AI Audio Splitter (Demucs)

Language: English | 한국어

A simple web application to separate audio files into individual tracks (Vocals, Drums, Bass, and Other) using the Meta Demucs AI model.

Features

Easy Upload: Drag and drop or select your audio file.
AI Powered: Uses Meta's htdemucs model for high-quality separation.
Interactive Mixer:
- Visualized waveforms for each track.
- Synchronized playback and seeking.
- Individual volume controls.
- Export/Download each track separately.
GPU Support: Optional NVIDIA GPU acceleration via Docker.

Quick Start

1. Prerequisites

Docker and Docker Compose installed.

2. Configuration

Create(cp .env.example .env) or edit the .env file in the root directory:

USE_GPU=false
DEMUCS_SHIFTS=0

Set USE_GPU=true if you have an NVIDIA GPU and want faster processing (requires NVIDIA Container Toolkit).*

Don't forget to enable GPU configuration section in the docker-compose.yml. Change the backend deploy section as below.

    environment:
      - USE_GPU=${USE_GPU:-false}
      - DEMUCS_SHIFTS=${DEMUCS_SHIFTS:-0}
    # GPU Configuration
    # If you have an NVIDIA GPU and want to use it, uncomment the section below
    # and ensure 'nvidia-container-toolkit' is installed on your host.
    deploy:
      resources:
        reservations:
          devices:
            - driver: nvidia
              count: 1
              capabilities: [gpu]

Change the DEMUCS_SHIFTS value to increase separation quality (higher values = better quality but slower processing):
- 0: Default, fastest (recommended for CPU)
- 1-5: Higher quality, slower processing (recommended for GPU)

3. Run the Application

Open your terminal in the project folder and run:

docker-compose up --build

4. Access the UI

Once the build is complete:

Frontend: http://localhost:3000
Backend API: http://localhost:8000

How to Use

Upload: Select an audio file on the main page and click "Start Separation".
Process: Wait for the AI to process the file (this takes a few minutes on CPU).
Result: Use the play button to listen to all tracks.
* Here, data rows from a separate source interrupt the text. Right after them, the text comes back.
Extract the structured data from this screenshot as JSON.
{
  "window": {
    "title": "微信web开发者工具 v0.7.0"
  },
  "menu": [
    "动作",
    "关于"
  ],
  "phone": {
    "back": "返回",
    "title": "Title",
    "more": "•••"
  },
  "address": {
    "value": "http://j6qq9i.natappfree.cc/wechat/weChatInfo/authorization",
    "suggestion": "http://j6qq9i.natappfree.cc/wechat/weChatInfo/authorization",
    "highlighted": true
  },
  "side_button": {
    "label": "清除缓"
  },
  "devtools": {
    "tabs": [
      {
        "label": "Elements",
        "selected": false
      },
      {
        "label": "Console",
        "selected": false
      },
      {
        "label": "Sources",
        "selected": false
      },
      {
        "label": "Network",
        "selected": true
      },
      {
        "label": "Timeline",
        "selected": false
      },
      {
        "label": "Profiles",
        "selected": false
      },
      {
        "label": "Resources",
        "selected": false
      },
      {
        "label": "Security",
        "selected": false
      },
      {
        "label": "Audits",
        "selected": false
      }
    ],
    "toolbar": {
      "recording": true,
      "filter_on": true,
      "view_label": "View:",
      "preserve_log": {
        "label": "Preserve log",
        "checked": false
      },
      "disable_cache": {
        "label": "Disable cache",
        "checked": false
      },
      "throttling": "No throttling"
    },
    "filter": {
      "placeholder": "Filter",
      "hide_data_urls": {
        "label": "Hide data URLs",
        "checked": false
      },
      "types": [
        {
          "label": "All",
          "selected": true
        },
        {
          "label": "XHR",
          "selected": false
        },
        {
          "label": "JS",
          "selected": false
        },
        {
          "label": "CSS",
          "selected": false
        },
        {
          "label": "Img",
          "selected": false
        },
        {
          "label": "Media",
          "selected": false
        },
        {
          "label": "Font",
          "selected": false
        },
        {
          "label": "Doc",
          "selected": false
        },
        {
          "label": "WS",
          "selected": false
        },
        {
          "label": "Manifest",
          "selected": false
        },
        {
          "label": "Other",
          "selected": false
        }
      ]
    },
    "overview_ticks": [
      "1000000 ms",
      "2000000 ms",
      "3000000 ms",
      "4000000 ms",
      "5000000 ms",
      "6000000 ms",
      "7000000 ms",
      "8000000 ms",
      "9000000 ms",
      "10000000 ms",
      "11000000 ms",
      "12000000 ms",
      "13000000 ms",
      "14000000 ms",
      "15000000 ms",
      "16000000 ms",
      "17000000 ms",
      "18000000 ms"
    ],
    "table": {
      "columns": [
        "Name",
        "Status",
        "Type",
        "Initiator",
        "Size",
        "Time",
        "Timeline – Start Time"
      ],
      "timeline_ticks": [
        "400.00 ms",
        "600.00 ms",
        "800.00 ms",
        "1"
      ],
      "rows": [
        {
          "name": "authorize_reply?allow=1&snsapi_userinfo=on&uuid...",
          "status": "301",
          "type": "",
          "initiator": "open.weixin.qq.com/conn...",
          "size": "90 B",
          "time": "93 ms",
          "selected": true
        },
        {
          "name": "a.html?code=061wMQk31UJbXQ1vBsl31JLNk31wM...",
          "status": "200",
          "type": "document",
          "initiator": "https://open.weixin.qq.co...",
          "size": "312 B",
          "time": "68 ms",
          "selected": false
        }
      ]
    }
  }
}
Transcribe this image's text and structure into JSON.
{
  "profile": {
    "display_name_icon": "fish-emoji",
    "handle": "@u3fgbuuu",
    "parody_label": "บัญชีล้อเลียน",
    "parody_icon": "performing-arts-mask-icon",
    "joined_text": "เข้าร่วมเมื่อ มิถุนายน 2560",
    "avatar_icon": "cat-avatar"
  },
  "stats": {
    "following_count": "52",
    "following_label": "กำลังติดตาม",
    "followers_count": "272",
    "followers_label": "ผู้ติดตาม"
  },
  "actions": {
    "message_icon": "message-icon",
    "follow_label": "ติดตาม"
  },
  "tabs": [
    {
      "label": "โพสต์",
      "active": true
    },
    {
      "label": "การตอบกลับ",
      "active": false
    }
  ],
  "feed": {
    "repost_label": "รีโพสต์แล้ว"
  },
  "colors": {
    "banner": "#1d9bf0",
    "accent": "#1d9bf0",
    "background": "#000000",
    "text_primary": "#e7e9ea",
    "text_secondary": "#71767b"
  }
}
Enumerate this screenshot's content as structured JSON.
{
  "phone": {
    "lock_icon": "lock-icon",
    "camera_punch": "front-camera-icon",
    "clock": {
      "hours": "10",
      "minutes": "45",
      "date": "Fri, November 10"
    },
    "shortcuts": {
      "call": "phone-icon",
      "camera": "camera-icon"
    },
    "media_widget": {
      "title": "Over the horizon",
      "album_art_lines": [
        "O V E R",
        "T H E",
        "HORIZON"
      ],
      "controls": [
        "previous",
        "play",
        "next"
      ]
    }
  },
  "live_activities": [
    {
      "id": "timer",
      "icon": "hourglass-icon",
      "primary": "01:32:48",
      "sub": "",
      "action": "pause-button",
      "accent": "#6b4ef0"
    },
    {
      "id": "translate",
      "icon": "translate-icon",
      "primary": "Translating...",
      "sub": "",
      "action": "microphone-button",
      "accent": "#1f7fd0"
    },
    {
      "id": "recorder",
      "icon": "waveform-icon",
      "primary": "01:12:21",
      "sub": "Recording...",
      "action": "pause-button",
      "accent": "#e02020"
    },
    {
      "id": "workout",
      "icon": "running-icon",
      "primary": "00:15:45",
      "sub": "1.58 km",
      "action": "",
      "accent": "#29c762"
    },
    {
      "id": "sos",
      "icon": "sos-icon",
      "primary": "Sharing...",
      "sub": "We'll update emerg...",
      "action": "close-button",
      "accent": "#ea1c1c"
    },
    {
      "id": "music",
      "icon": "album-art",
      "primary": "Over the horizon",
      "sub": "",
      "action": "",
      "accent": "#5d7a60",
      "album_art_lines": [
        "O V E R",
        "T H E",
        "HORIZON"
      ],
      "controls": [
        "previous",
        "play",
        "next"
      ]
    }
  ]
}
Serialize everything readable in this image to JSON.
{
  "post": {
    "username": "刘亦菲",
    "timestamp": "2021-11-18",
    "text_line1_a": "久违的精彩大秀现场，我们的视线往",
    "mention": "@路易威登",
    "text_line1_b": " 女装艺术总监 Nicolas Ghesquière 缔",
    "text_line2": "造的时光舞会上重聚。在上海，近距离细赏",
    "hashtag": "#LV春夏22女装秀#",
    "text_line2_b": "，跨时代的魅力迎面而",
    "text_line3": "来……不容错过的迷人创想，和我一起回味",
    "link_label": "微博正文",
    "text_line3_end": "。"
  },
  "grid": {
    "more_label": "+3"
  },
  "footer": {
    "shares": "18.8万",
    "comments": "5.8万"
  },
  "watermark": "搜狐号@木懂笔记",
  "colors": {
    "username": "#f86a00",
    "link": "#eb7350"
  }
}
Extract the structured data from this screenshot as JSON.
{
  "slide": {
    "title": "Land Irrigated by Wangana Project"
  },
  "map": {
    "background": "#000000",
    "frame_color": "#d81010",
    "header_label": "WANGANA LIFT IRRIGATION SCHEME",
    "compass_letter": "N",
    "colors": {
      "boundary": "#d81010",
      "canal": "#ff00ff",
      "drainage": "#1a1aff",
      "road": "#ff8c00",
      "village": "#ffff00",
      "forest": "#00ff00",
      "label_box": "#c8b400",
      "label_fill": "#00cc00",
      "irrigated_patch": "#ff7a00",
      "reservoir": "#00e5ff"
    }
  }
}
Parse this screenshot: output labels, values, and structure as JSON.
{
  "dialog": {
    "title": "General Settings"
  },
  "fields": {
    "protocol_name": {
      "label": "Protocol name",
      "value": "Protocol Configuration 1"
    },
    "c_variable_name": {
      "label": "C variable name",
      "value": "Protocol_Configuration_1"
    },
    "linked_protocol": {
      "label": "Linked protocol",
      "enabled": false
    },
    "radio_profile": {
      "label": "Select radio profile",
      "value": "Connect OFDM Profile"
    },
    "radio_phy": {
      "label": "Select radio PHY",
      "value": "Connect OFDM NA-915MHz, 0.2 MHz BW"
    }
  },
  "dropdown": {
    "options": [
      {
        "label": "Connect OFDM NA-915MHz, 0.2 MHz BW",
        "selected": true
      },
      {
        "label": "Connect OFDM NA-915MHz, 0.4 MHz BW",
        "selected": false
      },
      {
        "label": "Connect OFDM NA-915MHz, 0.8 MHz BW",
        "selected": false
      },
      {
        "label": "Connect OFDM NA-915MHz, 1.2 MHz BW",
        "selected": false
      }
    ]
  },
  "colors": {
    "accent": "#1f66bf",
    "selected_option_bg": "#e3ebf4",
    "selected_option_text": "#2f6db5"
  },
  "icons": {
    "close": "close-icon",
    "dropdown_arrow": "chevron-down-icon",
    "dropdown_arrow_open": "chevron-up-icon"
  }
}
Adjust volumes to isolate specific instruments and use the download icon to save individual tracks.

Technology Stack

Backend

Python 3.11 - Core programming language
FastAPI - Modern web framework for building APIs
Demucs - Meta's state-of-the-art music source separation AI model
PyTorch - Deep learning framework (CPU/GPU support)
Uvicorn - ASGI server

Frontend

React 18 - UI framework
Vite - Fast build tool and dev server
WaveSurfer.js - Audio waveform visualization
Axios - HTTP client for API requests
React Icons - Icon library

Infrastructure

Docker & Docker Compose - Containerization and orchestration
NVIDIA Container Toolkit - GPU acceleration support (optional)

Project Structure

web_audio_splitter/
├── backend/
│   ├── main.py              # FastAPI application entry point
│   ├── requirements.txt     # Python dependencies
│   ├── Dockerfile           # Backend container configuration
│   └── media/               # Uploaded and processed audio files
├── frontend/
│   ├── src/
│   │   ├── App.jsx          # Main React component
│   │   ├── components/      # React components
│   │   └── main.jsx         # Application entry point
│   ├── package.json         # Node.js dependencies
│   ├── vite.config.js       # Vite configuration
│   └── Dockerfile           # Frontend container configuration
├── docker-compose.yml       # Multi-container orchestration
├── .env.example             # Environment variables template
└── README.md                # This file

Advanced Configuration

Processing Quality vs Speed

The DEMUCS_SHIFTS parameter controls the number of random shifts used during separation:

0 shifts (default): Fastest processing, good quality
1-5 shifts: Progressively better quality, but significantly slower
Recommendation: Use 0 for CPU, 1-2 for GPU

GPU Acceleration

To enable GPU acceleration:

Install NVIDIA Container Toolkit
Set USE_GPU=true in .env
Uncomment the deploy section in docker-compose.yml
Rebuild the containers: docker-compose up --build

Supported Audio Formats

MP3, WAV, FLAC, OGG, M4A, WMA
Maximum file size: Limited by available disk space
Recommended: High-quality source files for best separation results

Troubleshooting

Common Issues

Issue: "Docker daemon not running"

Solution: Start Docker Desktop or Docker service on your system

Issue: "Port 3000 or 8000 already in use"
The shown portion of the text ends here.